Le « baroud d’honneur » de Legassov s’est plutôt passé à Vienne, en aout 1986, où son intervention auprès de l’Agence internationale de l’énergie atomique a fait grand bruit. Il y a expliqué les raisons de la catastrophe en utilisant des arguments assez similaires à la série, ce qui lui a valu une reconnaissance internationale, mais l’animosité des autorités soviétiques. Épuisé physiquement et mentalement, il s’est suicidé deux ans plus tard en laissant plusieurs cassettes audio où il évoque frontalement la catastrophe.

« La Zone » est-elle totalement inhabitée ?

L’activité humaine est interdite dans « la Zone » d’exclusion entourant la centrale, un périmètre de 30 km autour du foyer principal. Pourtant quelques irréductibles y vivent encore depuis des décennies, au milieu d’une nature qui a depuis repris ses droits, entre chiens errants, loups et sangliers.
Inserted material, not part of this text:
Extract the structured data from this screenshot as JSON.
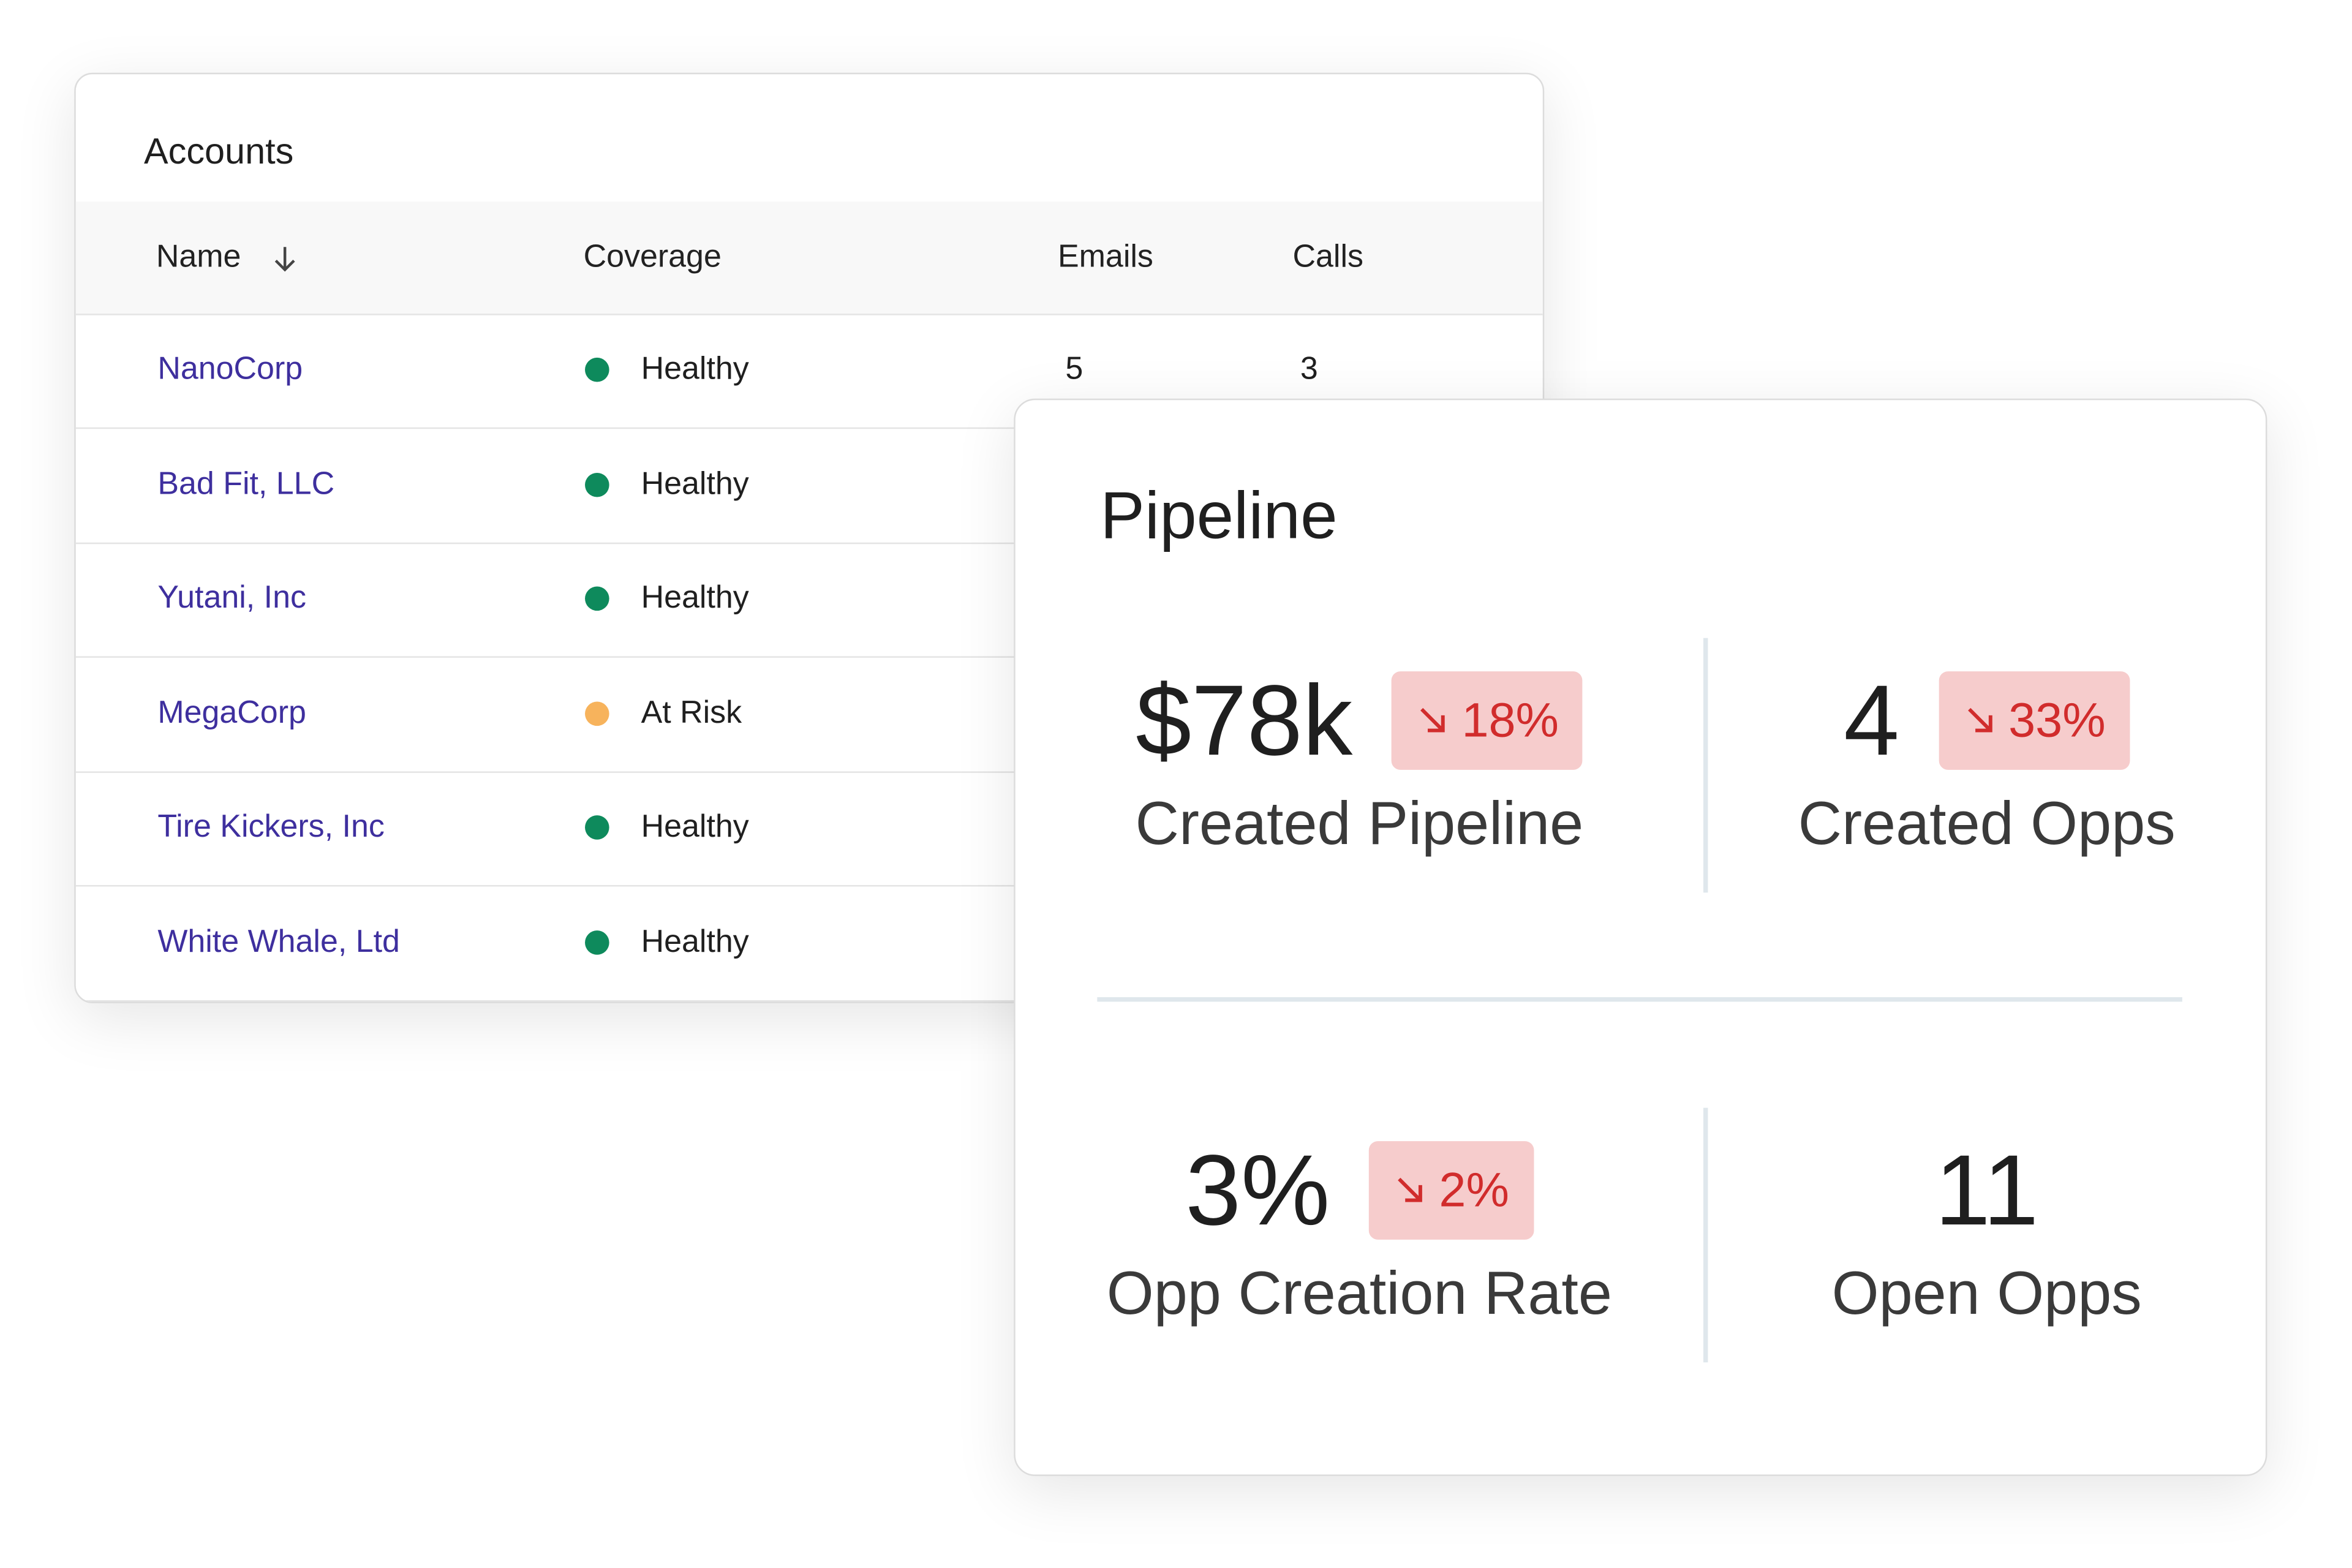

On les surnomme les « samosely », et ils sont aux alentours des 150. Leur âge moyen avoisine les 75 ans, comme on peut le lire dans La Tribune de Genève. Quelques familles plus jeunes, probablement poussées par la misère sont également venues vivre dans les alentours dans les années qui ont suivi.

Aussi étonnant que cela puisse paraître, la centrale est restée en activité jusque dans les années 2000, et a employé des milliers de personnes. Aujourd’hui encore, et même après la rénovation du sarcophage en 2016, 3000 personnes y occupent un emploi et résident en majorité dans une ville située à une cinquantaine de kilomètres. D’autres scientifiques, policiers ou gardes-foret tâchent eux de faire leur travail de surveillance. Il faudrait malgré tout plus de 240 000 ans pour que la radioactivité disparaisse totalement, comme le précise Sciences et Avenir. D’un point de vue plus global, l’actuelle Ukraine n’est pas la seule à avoir subi de graves conséquences. La Biélorussie a été encore plus impactée, et 23% des territoires agricoles du pays sont encore inexploitables.